Fotograma de The time machine (2002)
        Antes de retornar al confort de su casa en Richmond, donde lo esperan sus comensales para la cena y para oír sus asombrosas aventuras, el viajero todavía hace otras breves incursiones a través del espacio-tiempo de la Cuarta Dimensión. Primero, en la pavorosa huida de los Morlocks, en vez de dar marcha atrás, fue con celeridad hacia adelante. Se detiene en una época del futuro donde no vislumbra vida humana ni vestigios humanos, pero sí un insólito y enorme sol rojo, minúscula y rara flora en las rocas, y monstruosa fauna en el aire y a la orilla de una playa (parece el extraño paraje de otro planeta). Luego avanza un mes; ve el mismo inquietante paisaje y viaja cien años más y sucede algo parecido. Entonces se va, siempre hacia el futuro, “a zancadas de mil años o más”, hasta arribar “a más de treinta millones de años de aquí”, según dice. Además del sangriento y cercano sol y del légamo verde, observa un peculiar eclipse. Y pese a la rápida oscuridad que propicia éste, al frío, a la extrema desolación, a la dificultad para respirar y a las grandes tinieblas del entorno, baja de la Máquina y observa aún más ese excepcional horizonte y ese misterioso panorama frente al mar (también parece otro planeta), donde entrevé una horrorosísima forma de vida que le provoca un terrible pánico que lo induce a regresar de inmediato, antes de caer desmayado:
    “...Al final, rápidamente, uno tras otros, los blancos picachos de las lejanas colinas se desvanecieron en la oscuridad. La brisa se convirtió en un viento quejumbroso. Vi la negra sombra central del eclipse difundirse hacia mí. En otro momento sólo las pálidas estrellas fueron visibles. Todo lo demás estaba sumido en las tinieblas. El cielo era completamente negro.

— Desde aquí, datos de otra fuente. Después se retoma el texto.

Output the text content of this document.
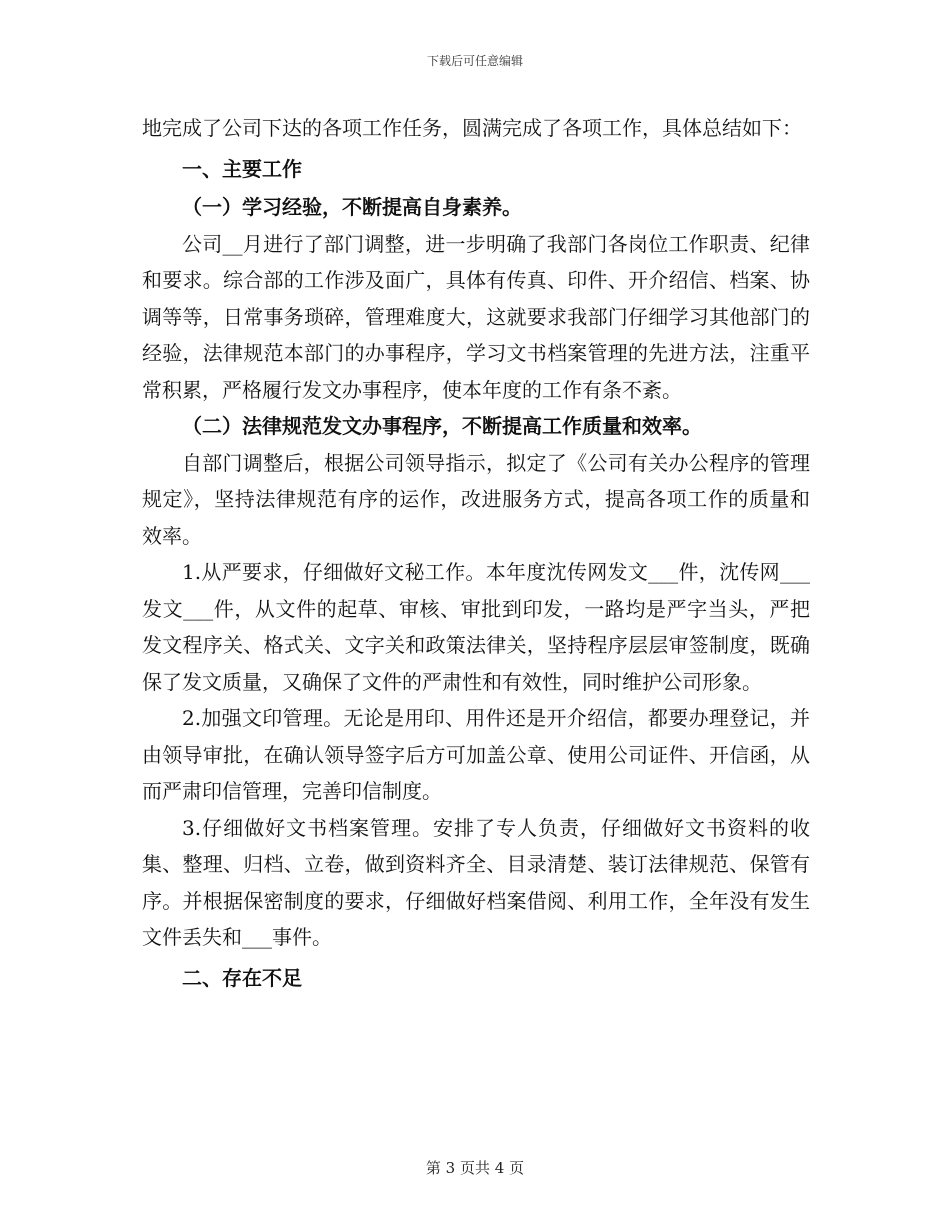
下载后可任意编辑

地完成了公司下达的各项工作任务，圆满完成了各项工作，具体总结如下：

一、主要工作

（一）学习经验，不断提高自身素养。

公司__月进行了部门调整，进一步明确了我部门各岗位工作职责、纪律和要求。综合部的工作涉及面广，具体有传真、印件、开介绍信、档案、协调等等，日常事务琐碎，管理难度大，这就要求我部门仔细学习其他部门的经验，法律规范本部门的办事程序，学习文书档案管理的先进方法，注重平常积累，严格履行发文办事程序，使本年度的工作有条不紊。

（二）法律规范发文办事程序，不断提高工作质量和效率。

自部门调整后，根据公司领导指示，拟定了《公司有关办公程序的管理规定》，坚持法律规范有序的运作，改进服务方式，提高各项工作的质量和效率。

1.从严要求，仔细做好文秘工作。本年度沈传网发文___件，沈传网___发文___件，从文件的起草、审核、审批到印发，一路均是严字当头，严把发文程序关、格式关、文字关和政策法律关，坚持程序层层审签制度，既确保了发文质量，又确保了文件的严肃性和有效性，同时维护公司形象。

2.加强文印管理。无论是用印、用件还是开介绍信，都要办理登记，并由领导审批，在确认领导签字后方可加盖公章、使用公司证件、开信函，从而严肃印信管理，完善印信制度。

3.仔细做好文书档案管理。安排了专人负责，仔细做好文书资料的收集、整理、归档、立卷，做到资料齐全、目录清楚、装订法律规范、保管有序。并根据保密制度的要求，仔细做好档案借阅、利用工作，全年没有发生文件丢失和___事件。

二、存在不足

第 3 页共 4 页
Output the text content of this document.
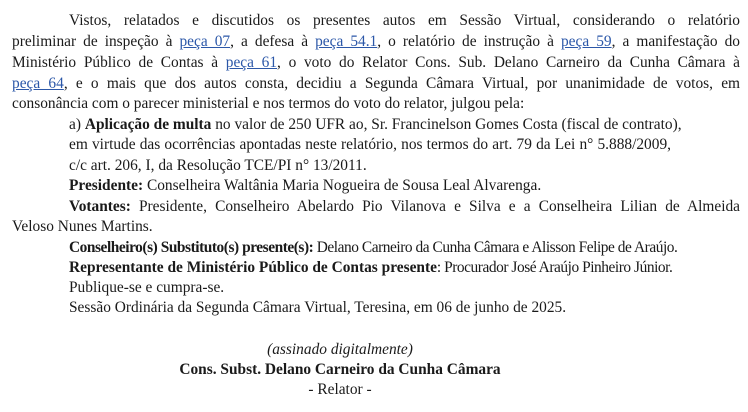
Vistos, relatados e discutidos os presentes autos em Sessão Virtual, considerando o relatório
preliminar de inspeção à peça 07, a defesa à peça 54.1, o relatório de instrução à peça 59, a manifestação do
Ministério Público de Contas à peça 61, o voto do Relator Cons. Sub. Delano Carneiro da Cunha Câmara à
peça 64, e o mais que dos autos consta, decidiu a Segunda Câmara Virtual, por unanimidade de votos, em
consonância com o parecer ministerial e nos termos do voto do relator, julgou pela:
a) Aplicação de multa no valor de 250 UFR ao, Sr. Francinelson Gomes Costa (fiscal de contrato),
em virtude das ocorrências apontadas neste relatório, nos termos do art. 79 da Lei n° 5.888/2009,
c/c art. 206, I, da Resolução TCE/PI n° 13/2011.
Presidente: Conselheira Waltânia Maria Nogueira de Sousa Leal Alvarenga.
Votantes: Presidente, Conselheiro Abelardo Pio Vilanova e Silva e a Conselheira Lilian de Almeida
Veloso Nunes Martins.
Conselheiro(s) Substituto(s) presente(s): Delano Carneiro da Cunha Câmara e Alisson Felipe de Araújo.
Representante de Ministério Público de Contas presente: Procurador José Araújo Pinheiro Júnior.
Publique-se e cumpra-se.
Sessão Ordinária da Segunda Câmara Virtual, Teresina, em 06 de junho de 2025.
(assinado digitalmente)
Cons. Subst. Delano Carneiro da Cunha Câmara
- Relator -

   “Me invadió el horror de aquellas grandes tinieblas. El frío que me penetraba hasta los tuétanos y el dolor que sentía al respirar, me vencieron. Me estremecí, y una náusea mortal se apoderó de mí. Entonces, como un arco candente en el cielo, apareció el borde del sol. Bajé de la máquina para reanimarme. Me sentía aturdido e incapaz de afrontar el viaje de vuelta. Mientras permanecía así, angustiado y confuso, vi de nuevo aquella cosa movible sobre el banco [de arena] —no había ahora equivocación posible de que la cosa se movía— resaltar contra el agua roja del mar. Era una cosa redonda, del tamaño de un balón de fútbol, quizás, o acaso mayor, con unos tentáculos que la arrastraban por detrás; parecía negra contra las agitadas aguas rojo sangre, y brincaba torpemente de aquí para allá. Entonces sentí que me iba a desmayar. Pero un terror espantoso a quedar tendido e impotente en aquel crepúsculo remoto y tremendo me sostuvo mientras trepaba sobre el sillín.”


Herbert George Wells, La máquina del tiempo. El hombre invisible. Traducción del inglés al español de Nellie Manso y Julio Gómez de la Serna. Prólogos de Jorge Luis Borges. Colección Biblioteca Personal de Jorge Luis Borges núm. 14, Hyspamérica Ediciones. Madrid, 1985. 300 pp.